Yun traza una distopía que señala al sistema turístico en su conjunto como exponente del capitalismo tardío. Compañías que buscan la rentabilidad extrema sin ninguna cortapisa moral y poblaciones locales que o forman parte del circo o son expulsadas. “Tres años atrás, un pescador quiso salir al mar, como era habitual, pero volvió a su casa hundido. Le denegaron el paso a la costa porque se había inaugurado el complejo turístico y solo los turistas podían disfrutar de la zona. De un día para otro, un niño pequeño que solía llorar a lágrima viva fue ‘seleccionado’ para que lo llevaran al set de las casas lacustres. El niño no hacía más que sollozar todo el día y los turistas le sacaban fotos. Sin embargo, al crecer, ya no estaba por la labor. Como era de esperar, lo echaron del lugar.”

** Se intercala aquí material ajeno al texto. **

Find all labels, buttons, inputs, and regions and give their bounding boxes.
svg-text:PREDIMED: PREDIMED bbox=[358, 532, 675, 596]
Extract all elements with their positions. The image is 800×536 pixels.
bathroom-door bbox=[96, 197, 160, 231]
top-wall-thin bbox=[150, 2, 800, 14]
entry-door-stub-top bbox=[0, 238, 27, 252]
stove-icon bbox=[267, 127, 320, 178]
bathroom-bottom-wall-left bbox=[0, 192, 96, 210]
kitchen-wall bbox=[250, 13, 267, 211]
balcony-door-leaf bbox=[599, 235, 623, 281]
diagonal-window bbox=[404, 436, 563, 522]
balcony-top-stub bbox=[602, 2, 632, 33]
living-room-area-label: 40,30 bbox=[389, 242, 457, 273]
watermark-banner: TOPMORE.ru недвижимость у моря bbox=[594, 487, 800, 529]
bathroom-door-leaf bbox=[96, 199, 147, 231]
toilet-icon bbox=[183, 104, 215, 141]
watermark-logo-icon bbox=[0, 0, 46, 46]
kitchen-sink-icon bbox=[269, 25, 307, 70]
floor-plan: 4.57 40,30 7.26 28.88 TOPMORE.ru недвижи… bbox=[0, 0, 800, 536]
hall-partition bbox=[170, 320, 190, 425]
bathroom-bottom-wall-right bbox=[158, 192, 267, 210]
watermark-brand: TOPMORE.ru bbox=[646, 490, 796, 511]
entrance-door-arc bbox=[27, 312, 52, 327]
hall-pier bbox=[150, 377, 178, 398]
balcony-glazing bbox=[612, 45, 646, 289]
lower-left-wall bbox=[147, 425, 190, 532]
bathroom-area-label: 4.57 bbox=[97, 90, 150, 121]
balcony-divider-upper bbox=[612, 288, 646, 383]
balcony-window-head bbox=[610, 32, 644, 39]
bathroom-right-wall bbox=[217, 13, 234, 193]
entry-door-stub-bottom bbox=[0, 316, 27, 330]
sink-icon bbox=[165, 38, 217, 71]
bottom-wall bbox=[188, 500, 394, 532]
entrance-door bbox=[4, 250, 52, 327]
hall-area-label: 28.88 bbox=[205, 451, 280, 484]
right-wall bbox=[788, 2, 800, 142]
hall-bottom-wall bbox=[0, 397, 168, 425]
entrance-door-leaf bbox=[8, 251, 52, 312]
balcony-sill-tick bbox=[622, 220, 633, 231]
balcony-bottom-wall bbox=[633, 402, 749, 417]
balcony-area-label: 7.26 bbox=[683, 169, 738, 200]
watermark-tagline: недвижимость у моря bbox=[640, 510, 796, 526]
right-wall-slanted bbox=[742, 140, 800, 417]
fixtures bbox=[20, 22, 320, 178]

La turista también muestra el falso dilema de aquellos que se oponen a limitar dichos desmanes en poblaciones que van directas al abismo: “¿Acaso no es lo mismo morirse en una catástrofe que morirse de hambre con los brazos cruzados? En la situación en la que nos encontramos es preferible la catástrofe. Desde que firmamos el contrato con Jungle y construimos el complejo turístico, en Mui hemos amoldado nuestra vida diaria a los roles que nos asignaron. Gracias a eso, parte de la mano de obra joven que se había ido de la isla ha vuelto. Si ahora nos quitan esos roles, es como quitarnos la vida”.
La novela no termina de ser redonda, algunos pasajes quedan algo desdibujados y la caricatura deforma demasiado algunos rasgos. Pero sus menos de 200 páginas ofrecen un entretenido relato ideal para leer en una de esas playas paradisíacas desde la que estará leyendo este texto.